Inappropriate Pictures
Next are inappropriate pictures. "Typically, they'll get flagged on dating apps by our moderators, but I mean a torso pic. I mean, even if you have a six-pack, people still want to see your face."
Morsa Images/ Getty Images
Incomplete Biographies
"Another profile mistake; I will say incomplete bios because after people see your pic, if they like it. They want to, you know, get to know a little bit about you," he says.
"If the app gives you as much information to fill out like if you want kids, education, are you a smoker or do you work out, you know, fill out as much as possible because that way that also helps, you know, get you to your match quicker and can alleviate some of that time back and forth. If you know, it's not going to be a match."
Misspellings and Grammar Mistakes
Jonathan recommends that dating app users use spellcheck when writing bios. Grammar mistakes and misspelled words may show that you don't "pay attention to detail, which people probably don't want."

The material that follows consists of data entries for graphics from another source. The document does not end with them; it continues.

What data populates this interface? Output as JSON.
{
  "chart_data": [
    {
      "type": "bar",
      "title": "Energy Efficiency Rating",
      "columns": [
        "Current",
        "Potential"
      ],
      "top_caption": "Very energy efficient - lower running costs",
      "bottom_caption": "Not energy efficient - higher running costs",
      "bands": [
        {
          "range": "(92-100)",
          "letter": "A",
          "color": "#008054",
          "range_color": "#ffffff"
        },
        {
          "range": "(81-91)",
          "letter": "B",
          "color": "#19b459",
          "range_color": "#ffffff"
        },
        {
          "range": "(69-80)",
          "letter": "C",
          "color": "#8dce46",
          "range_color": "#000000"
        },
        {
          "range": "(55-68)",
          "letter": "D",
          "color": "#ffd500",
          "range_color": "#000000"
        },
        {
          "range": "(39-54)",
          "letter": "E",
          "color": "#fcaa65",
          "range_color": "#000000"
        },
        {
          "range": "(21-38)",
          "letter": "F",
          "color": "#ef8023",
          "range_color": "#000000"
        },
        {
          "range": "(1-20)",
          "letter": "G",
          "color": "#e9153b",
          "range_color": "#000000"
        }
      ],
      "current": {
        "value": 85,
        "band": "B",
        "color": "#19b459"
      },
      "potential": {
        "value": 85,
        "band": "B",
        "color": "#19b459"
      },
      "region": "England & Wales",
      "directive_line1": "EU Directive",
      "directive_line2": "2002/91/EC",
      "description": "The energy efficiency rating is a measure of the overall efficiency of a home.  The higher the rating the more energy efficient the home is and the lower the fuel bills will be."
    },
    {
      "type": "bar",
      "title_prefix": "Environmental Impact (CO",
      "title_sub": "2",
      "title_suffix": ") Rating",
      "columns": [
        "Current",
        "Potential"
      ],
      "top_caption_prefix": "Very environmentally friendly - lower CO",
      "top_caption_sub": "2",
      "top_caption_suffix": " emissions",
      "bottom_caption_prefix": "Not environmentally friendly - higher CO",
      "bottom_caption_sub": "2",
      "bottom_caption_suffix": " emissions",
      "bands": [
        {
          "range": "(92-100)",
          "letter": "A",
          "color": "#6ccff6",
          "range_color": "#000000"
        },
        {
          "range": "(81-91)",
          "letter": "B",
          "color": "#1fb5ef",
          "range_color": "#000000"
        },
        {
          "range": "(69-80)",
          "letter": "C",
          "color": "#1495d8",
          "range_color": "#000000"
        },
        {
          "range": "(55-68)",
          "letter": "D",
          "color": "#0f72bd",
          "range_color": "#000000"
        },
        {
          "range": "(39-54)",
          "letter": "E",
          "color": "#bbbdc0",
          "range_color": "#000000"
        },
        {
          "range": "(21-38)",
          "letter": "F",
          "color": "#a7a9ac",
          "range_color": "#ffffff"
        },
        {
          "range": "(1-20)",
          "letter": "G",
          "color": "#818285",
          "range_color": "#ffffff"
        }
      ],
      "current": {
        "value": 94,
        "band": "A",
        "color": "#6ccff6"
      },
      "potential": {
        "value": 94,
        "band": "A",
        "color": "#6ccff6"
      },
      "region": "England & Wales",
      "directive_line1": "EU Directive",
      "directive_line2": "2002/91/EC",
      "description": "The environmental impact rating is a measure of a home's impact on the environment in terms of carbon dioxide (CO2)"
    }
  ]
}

Being Vague About Intentions
While you may be looking for a serious relationship, other people may just be looking for a good time so revealing what you're looking for in your profile will help weed out those who don't match your intentions. "So on BLK we now have, you can select your intention right on your profile. Are you looking for long-term relationship, friends with benefits, friends, you know, things like that?"
Pro-Stock Studios/ Getty Images
TMI
However, there is such a thing as too much information. "Because then that could be safety and privacy, like you don't want to put your phone number on there. I mean, you might not want to put your Snapchat or Instagram." He continues, "I will say like, keep your different social media separate and not give all your information out on your profile."
Negativity
If you're on dating apps, then you've probably seen a negative profile or two, but don't follow in those footsteps. "Even if you've had bad experiences in dating apps or relationships, you don't take it to the dating app because it's supposed to be a place of hope."
Not Updating Your Profile
Have you dyed your hair or lost weight since creating your dating profile? Then you might want to update it, sis. "I mean, you don't want to misrepresent yourself, like if you got a picture from when you were in high school, probably not the best thing because if you meet somebody in person, you're not going to look the same. People's weights, especially during COVID, have gone up, gone down. So you might want to keep that updated to be in accordance with what's real."
Overuse of Filters
While we love our filters, we want to make sure our pics on our dating profiles match how we look in real life. No catfishing here. "Overuse of filters is definitely a faux pas because, again, it's not representing who you truly are," he says. "We want to be all about authenticity. Like that's why BLK exists because it's like you can be your real self, so with BLK, you don't have to code switch. So, I would say, like the filters and edits, let's not lean into that so much.
Lack of Initiative
Lack of initiative applies to after matching with someone. "Bumble says make the first move. We're not gonna say that, but it's like, I mean, send a message if you already matched, so it's like okay, you both swiped right on each other. Don't wait for the other person to message you first. Just go for it. I mean, all you can lose is just somebody you don't know."